At the time, I had planted a crop of jalapeno chilies and green grams. I had not fenced off the home compound so there was no clear demarcation between the farm and the home. The chickens spent their days foraging and roaming free all day long. We fed them thrice a day.
One day, a clever rooster discovered the jalapeno. Roosters by their very nature are polygamous. This one had a wife and nine concubines! In his bid to impress his harem, he flew over the fence to the jalapeno field. If you spend enough time around farm animals, you get to understand them. I could hear this guy clucking to his harem, and in my interpretation, it went like this (queue Barry White’s voice in your head)

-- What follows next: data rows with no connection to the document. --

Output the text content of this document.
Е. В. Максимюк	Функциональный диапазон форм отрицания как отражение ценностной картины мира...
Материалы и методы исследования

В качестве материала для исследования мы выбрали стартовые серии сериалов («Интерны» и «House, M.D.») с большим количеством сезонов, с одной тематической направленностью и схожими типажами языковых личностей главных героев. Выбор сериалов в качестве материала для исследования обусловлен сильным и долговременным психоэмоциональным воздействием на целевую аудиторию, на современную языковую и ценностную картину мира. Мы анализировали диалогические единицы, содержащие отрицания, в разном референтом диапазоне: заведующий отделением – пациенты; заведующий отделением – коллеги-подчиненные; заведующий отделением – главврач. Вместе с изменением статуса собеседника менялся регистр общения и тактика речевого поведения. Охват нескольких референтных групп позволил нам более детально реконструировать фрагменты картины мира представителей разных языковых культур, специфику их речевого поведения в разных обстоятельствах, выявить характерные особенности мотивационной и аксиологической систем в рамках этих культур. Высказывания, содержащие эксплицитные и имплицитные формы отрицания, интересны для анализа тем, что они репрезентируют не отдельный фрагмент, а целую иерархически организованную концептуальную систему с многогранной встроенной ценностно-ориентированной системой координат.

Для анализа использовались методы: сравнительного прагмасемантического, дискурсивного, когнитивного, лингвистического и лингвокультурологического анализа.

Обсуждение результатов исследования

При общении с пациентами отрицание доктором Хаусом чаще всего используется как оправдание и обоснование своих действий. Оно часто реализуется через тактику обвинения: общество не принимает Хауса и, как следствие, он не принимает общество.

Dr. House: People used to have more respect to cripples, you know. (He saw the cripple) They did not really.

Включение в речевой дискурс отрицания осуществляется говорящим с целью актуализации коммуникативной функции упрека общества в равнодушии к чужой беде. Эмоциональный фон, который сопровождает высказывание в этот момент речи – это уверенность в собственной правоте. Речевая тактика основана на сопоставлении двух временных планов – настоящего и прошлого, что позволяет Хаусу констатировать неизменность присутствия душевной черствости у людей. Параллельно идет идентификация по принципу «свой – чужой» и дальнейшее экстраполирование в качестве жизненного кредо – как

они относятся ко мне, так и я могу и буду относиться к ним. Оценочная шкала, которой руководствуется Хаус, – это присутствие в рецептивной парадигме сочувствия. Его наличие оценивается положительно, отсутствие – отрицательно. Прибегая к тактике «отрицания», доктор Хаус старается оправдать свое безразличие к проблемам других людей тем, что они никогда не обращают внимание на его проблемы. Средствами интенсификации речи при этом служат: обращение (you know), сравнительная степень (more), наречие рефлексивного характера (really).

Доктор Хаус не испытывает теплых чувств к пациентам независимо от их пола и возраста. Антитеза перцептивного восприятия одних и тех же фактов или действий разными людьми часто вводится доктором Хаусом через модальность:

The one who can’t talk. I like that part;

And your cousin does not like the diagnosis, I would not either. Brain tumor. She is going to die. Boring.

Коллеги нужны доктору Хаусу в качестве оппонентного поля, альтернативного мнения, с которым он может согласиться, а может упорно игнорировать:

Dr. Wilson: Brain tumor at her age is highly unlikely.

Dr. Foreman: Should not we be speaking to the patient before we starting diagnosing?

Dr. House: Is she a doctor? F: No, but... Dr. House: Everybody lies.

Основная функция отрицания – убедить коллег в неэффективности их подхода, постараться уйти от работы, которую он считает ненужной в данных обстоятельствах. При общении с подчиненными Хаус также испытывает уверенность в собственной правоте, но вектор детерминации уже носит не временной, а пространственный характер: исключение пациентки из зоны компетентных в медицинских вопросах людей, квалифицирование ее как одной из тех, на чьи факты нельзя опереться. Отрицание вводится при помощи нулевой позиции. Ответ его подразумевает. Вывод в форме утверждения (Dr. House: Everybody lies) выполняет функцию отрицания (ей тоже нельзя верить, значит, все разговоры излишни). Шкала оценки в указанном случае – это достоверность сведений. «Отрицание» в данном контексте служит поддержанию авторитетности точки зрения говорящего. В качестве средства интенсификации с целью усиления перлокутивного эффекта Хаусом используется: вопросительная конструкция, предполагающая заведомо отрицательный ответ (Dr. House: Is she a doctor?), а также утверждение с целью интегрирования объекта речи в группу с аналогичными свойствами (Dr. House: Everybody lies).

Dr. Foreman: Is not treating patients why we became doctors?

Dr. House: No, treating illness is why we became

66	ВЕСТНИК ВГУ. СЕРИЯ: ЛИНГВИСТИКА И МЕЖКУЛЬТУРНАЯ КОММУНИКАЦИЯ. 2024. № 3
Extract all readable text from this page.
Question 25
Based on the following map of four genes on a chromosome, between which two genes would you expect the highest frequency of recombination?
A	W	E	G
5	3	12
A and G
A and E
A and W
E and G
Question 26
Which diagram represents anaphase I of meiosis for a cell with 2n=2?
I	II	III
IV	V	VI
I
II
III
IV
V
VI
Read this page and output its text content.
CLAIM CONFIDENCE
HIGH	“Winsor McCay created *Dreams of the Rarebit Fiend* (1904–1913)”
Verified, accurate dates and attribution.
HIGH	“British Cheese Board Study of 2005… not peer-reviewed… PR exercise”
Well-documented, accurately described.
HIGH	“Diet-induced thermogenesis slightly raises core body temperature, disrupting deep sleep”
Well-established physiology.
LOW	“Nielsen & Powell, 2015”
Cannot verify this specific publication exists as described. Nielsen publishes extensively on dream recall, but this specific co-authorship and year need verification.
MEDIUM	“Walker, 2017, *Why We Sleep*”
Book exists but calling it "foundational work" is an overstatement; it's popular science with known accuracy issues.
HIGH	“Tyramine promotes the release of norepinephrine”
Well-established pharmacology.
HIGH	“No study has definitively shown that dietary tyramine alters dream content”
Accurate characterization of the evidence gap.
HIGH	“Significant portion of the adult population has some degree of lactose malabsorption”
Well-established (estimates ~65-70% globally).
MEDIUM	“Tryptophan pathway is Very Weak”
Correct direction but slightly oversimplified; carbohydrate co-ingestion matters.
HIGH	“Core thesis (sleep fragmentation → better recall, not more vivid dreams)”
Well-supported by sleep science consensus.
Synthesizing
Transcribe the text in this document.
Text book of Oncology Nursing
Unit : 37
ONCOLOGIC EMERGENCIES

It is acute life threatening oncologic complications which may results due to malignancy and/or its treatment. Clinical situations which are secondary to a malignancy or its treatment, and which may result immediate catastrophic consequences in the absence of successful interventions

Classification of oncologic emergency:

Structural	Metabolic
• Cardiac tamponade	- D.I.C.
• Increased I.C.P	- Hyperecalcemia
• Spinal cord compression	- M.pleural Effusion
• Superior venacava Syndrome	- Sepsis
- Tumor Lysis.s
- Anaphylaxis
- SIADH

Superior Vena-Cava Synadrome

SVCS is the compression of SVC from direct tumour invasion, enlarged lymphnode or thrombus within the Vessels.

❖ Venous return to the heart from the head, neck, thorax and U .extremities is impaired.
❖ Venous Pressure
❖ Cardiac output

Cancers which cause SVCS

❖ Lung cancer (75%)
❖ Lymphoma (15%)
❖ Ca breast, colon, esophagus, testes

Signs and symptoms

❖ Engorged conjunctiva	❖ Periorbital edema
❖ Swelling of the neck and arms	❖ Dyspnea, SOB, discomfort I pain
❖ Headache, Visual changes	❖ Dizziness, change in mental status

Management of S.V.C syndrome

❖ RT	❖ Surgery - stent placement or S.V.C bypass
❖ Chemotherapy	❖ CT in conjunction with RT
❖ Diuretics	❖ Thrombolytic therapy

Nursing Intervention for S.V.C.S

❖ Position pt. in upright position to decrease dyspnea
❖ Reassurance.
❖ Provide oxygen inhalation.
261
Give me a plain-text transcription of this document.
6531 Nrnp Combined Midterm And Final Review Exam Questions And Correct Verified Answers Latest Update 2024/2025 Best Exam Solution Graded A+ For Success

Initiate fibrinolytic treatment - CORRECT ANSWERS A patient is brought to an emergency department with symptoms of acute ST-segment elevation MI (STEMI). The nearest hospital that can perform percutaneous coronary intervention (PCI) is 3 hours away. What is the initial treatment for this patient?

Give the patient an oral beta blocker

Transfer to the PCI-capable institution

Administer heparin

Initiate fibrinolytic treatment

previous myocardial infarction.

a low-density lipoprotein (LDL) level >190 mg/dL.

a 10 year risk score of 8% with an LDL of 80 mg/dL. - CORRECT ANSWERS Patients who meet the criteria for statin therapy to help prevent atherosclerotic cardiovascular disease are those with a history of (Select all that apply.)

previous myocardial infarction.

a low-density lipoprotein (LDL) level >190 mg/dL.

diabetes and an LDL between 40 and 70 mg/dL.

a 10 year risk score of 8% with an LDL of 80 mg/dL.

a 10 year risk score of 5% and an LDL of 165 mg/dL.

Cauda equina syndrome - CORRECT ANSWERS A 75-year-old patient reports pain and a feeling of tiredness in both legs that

Rooster: Hey Ladies! You know I promised to take care of y’all right? Well guess what? I planted me a field of jalapeno and green grams all for you!
Hens: Oh my! What a gentleman you are! (Giggles and swooning)
Rooster: Well, come on over and taste the fruits of my labor! I am The Man around here after all
Hens: Yes darling. We shall just sneak our way through the fence. We’re too plump to fly elegantly like you did. You’re so handsome when you fly! (More swooning)
Long and short of it? My jalapenos were all eaten by the chickens. Every last one of them. The green grams too. I remember traveling to the farm and I’d ask my farm hands what was happening and they’d insist it was the chickens. I did not believe them until I caught the chickens breaking into the farm. I promptly fenced the farm.
Every morning the chickens would wake up and stand at the fence, waiting for their brilliant rooster to call them over the fence for their feast. He could not. For one, there was a fence and secondly, we had made a fantastic stew of him. Very tasty! Manicured Farmer – one; Rooster – Nil.
Over time, the hens forgot about the bounty over the fence. I would occasionally catch them staring longingly into the farm, wondering how they had lost out on that feast that they knew existed there. As they matured, we sold them off, and kept their descendants. Those are the chickens I now have.
Here’s the funny thing. I catch them staring longingly at the farm through the fence. It makes me think of how we humans stare longingly at the stars. Almost as if we are searching for something we know is there but our collective memories fail to fully crystalize it.